The government has taken away personal injury lawyer's ability to put these sorts of disputes in front of a jury (or even take them to court at all) and seek bad faith damages, so insurers/centers have many more protections than they used to.  Let me be very clear in saying that I do not believe insurers or adjusters are “evil” in any way at all.  Most of the adjuster that I meet are good people – although sometimes made overly jaded and skeptical by some of what they have seen in the past.    But (even many adjusters will tell you that), by their very nature, insurance companies (as corporate entities) are devoid of heart and soul, they are routinized and follow command-chain procedure and so it is necessary to carefully regulate those entities and the systems that they are involved in.

The insurance assessment centers often have “quality assurance departments” and outsiders typically don’t know how much input they have into the reports that they review.  We do know that the centers are for profit and are in a free market where the insurance companies choose who to give their work to.  The concern that I have with these departments being involved is that they potentially can alter or shape opinions or information in ways that may not reflect what even the insurance hired doctor believed.  The Insurance Act provides for assessments by experts where reasonable and necessary, but it does not contemplate opinions being written by third-party quality centers that never even saw the client and then sending those reports in the doctor’s name.  Let me be clear, that there are some very legitimate centers out there, but there are certainly some that have caused me concern as well.

Many insurer assessments will produce reports that simply indicate that there is no “objective” reason for disability – ignoring the subjective issues of pain, fatigue, neurological, psychological and other symptoms that can cause very real disability.

II. A possible solution

There are problems on both sides of the ledger – neither the plaintiff nor the defence side can claim uniform purity in the experts that they use.

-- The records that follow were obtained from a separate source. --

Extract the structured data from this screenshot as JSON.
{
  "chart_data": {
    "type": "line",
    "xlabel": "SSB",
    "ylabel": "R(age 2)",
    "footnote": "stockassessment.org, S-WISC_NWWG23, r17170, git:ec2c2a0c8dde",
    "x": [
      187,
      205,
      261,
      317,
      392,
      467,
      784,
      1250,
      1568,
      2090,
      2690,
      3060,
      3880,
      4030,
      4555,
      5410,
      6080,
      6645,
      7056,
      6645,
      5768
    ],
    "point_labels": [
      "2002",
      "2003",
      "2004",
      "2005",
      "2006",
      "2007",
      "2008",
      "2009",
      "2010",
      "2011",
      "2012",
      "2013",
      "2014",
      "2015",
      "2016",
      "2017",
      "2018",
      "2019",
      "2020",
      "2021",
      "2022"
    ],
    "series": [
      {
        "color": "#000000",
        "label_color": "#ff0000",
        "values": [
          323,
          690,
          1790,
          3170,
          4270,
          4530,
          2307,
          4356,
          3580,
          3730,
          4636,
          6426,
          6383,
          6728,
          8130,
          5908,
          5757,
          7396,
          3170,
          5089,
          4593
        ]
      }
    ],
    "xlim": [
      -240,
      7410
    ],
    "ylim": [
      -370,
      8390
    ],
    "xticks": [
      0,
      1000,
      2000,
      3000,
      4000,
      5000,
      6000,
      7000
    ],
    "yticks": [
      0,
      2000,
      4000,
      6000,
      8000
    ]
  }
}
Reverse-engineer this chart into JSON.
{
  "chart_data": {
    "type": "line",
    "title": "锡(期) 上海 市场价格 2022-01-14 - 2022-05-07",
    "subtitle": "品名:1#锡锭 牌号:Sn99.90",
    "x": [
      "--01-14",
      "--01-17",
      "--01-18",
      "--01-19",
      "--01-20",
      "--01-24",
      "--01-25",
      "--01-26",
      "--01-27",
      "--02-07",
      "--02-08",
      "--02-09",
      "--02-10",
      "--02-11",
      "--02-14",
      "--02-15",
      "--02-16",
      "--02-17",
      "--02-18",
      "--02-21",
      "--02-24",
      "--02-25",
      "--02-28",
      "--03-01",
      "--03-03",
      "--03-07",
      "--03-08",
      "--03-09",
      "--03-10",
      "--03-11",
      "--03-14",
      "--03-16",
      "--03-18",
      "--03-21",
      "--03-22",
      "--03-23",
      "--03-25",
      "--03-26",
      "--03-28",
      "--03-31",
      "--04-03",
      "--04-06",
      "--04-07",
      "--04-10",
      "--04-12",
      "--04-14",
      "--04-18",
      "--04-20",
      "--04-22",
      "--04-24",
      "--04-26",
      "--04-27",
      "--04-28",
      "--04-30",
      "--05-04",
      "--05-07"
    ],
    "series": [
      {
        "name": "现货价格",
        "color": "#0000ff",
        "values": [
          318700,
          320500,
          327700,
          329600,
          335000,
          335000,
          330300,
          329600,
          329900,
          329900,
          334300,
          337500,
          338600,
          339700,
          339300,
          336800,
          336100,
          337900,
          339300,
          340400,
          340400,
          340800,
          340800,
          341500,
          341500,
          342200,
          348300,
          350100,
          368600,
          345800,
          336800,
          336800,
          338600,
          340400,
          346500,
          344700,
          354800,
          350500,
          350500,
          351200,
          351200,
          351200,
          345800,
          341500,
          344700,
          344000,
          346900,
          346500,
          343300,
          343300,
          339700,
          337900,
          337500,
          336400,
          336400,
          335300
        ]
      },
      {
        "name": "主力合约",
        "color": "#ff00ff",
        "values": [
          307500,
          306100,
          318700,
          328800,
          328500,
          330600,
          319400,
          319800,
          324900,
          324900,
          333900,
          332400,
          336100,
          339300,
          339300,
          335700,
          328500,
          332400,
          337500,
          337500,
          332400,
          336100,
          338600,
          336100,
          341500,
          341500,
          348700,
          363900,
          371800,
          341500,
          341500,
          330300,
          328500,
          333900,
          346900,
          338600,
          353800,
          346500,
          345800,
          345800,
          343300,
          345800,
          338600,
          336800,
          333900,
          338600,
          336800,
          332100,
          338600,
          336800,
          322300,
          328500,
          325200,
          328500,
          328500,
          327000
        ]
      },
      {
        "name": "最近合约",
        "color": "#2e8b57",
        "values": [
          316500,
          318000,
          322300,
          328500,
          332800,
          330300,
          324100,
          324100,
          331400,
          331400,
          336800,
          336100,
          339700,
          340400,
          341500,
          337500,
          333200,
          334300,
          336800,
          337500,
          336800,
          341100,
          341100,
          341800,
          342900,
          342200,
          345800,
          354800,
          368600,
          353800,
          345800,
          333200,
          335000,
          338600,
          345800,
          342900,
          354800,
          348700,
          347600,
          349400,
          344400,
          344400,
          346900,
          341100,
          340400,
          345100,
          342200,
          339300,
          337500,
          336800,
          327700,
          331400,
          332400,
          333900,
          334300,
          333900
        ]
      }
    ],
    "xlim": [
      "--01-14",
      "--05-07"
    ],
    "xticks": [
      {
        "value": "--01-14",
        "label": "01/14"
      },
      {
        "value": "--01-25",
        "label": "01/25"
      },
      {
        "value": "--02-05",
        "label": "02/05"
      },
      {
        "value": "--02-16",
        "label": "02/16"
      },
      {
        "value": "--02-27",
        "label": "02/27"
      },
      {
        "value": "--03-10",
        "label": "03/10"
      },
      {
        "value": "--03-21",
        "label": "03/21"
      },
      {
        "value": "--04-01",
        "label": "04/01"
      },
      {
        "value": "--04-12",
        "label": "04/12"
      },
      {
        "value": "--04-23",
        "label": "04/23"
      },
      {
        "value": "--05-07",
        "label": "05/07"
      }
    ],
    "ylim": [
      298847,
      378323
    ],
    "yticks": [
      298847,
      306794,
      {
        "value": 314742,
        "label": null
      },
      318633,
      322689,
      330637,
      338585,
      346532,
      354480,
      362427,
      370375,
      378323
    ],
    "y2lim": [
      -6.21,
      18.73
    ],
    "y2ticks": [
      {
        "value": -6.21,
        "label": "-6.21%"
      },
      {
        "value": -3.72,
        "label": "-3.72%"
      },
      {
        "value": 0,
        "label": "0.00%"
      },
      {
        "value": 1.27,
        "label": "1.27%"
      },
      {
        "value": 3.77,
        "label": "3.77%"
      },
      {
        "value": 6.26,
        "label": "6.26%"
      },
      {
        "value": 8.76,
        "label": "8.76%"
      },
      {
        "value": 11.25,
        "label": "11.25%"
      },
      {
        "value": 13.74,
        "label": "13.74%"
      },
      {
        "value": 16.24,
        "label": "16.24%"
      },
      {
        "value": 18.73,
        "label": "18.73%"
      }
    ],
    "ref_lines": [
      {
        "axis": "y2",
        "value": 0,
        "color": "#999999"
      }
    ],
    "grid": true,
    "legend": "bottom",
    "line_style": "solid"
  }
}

The root of the problem is, I believe, the motivation created by the source of the payment.  The old saying that someone “knows where their bread is buttered” comes to mind.  Not all experts are affected by this, but the impression that many in the industry have is that a number of people are affected.

Some jurisdictions have Court rules that more effectively deal with these issues.  For instance, some jurisdictions have the Court appoint the experts in a tort matter (either by agreement or random selection) and the cost is split, giving both parties the chance to ask questions to be addressed at the assessment and to cross-examine afterwards.  That is a system that, in my opinion, has a far better likelihood of producing fair reports.  Further, it slices the cost of these expert battles in half, producing a cost savings for the clients and the system in general as well.

Going hand in hand with that system could be a list of non-partisan experts, that must be agreed to and updated annually (perhaps), on agreement between (for example) the Canadian Defence Lawyers and the Ontario Trial Lawyers Association (which is the association where many plaintiff lawyers belong).  Those experts who are perceived to be partisan could be vetoed by one side or the other.  This list could then be used for accident benefit assessments as well.

While this may or may not be the right approach, my very firm belief is that the people of Ontario deserve better than what they have and change is sorely needed.